Forum Discussion
CosmosDb multi-region writes and creating globally unique value
Your reasoning is incredibly solid, and you're tackling one of the trickiest problems in distributed systems: achieving global uniqueness under eventual consistency.
Multi-Region Writes and Conflicts You're absolutely right: when you enable multi-region writes, each region accepts writes independently. Even with conflict resolution in place (like Cosmos DB’s "last write wins" or custom policies), if two users register the same handle nearly simultaneously in different regions, both operations could succeed locally. Then, conflict resolution kicks in later and overwrites one—leading to the surprise you mentioned. That’s a real UX risk.
Why Strong Consistency Isn’t Enough Strong consistency can mitigate this, but only within one write region. Across multiple write regions, Cosmos DB (and other similar databases) don’t offer strong consistency, so you’re stuck with eventual consistency or session consistency at best. Even with "bounded staleness," there's a window for race conditions.
Your Proposed Solution: Single Write Region You're spot on: keeping the username registration logic centralized in a single write region is the safest strategy. The tentative query from a nearby read replica improves latency, but the final write must go through the authoritative region to enforce uniqueness reliably.
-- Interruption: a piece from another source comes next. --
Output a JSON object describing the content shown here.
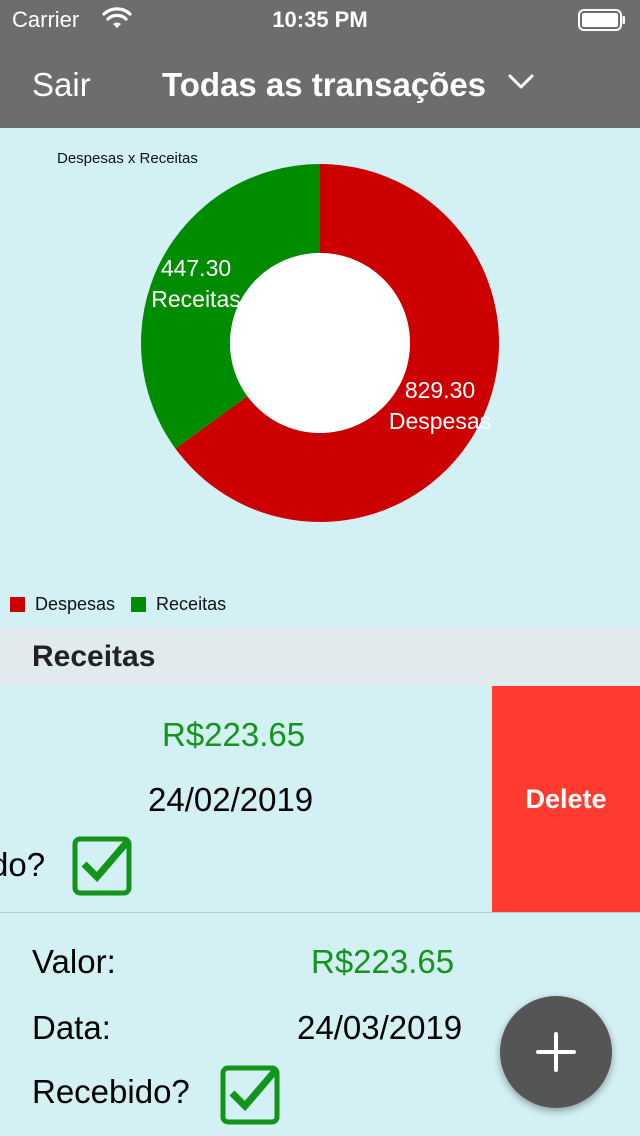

Here’s a refined breakdown of your architecture:
- Clients perform a pre-check (tentative query) via local read regions.
- Final write request is routed to the master region where you use CreateItem with a partition key on username. If it fails, you know the handle's taken—clean and atomic.
- Optionally, you could implement a retry mechanism that asks users for a new handle if there's a conflict.
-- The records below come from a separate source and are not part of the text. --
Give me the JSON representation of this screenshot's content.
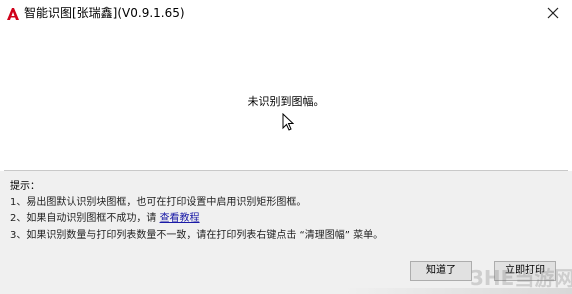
{
  "window": {
    "title": "智能识图[张瑞鑫](V0.9.1.65)",
    "icon": "autocad-logo-icon",
    "close_icon": "close-icon",
    "accent": "#d0021b"
  },
  "main": {
    "message": "未识别到图幅。"
  },
  "hints": {
    "title": "提示：",
    "line1": "1、易出图默认识别块图框，也可在打印设置中启用识别矩形图框。",
    "line2_prefix": "2、如果自动识别图框不成功，请",
    "line2_link": "查看教程",
    "line3": "3、如果识别数量与打印列表数量不一致，请在打印列表右键点击 “清理图幅” 菜单。"
  },
  "buttons": {
    "ok": "知道了",
    "print": "立即打印"
  },
  "watermark": "3HE当游网"
}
Alternatives (with trade-offs):
- Centralized Registration Service: Use a dedicated service (maybe an Azure Function or API) in the master region that clients call for username registration.
- Leasing-based system: Use a temporary hold or reservation on handles before final commit, but this gets complex fast in distributed environments.
- Globally synchronized cache (like Redis with RedLock): Advanced but potentially overkill for this case.
So yes—your reasoning not only makes sense, it's the go-to approach used in many large-scale apps to handle unique user identifiers.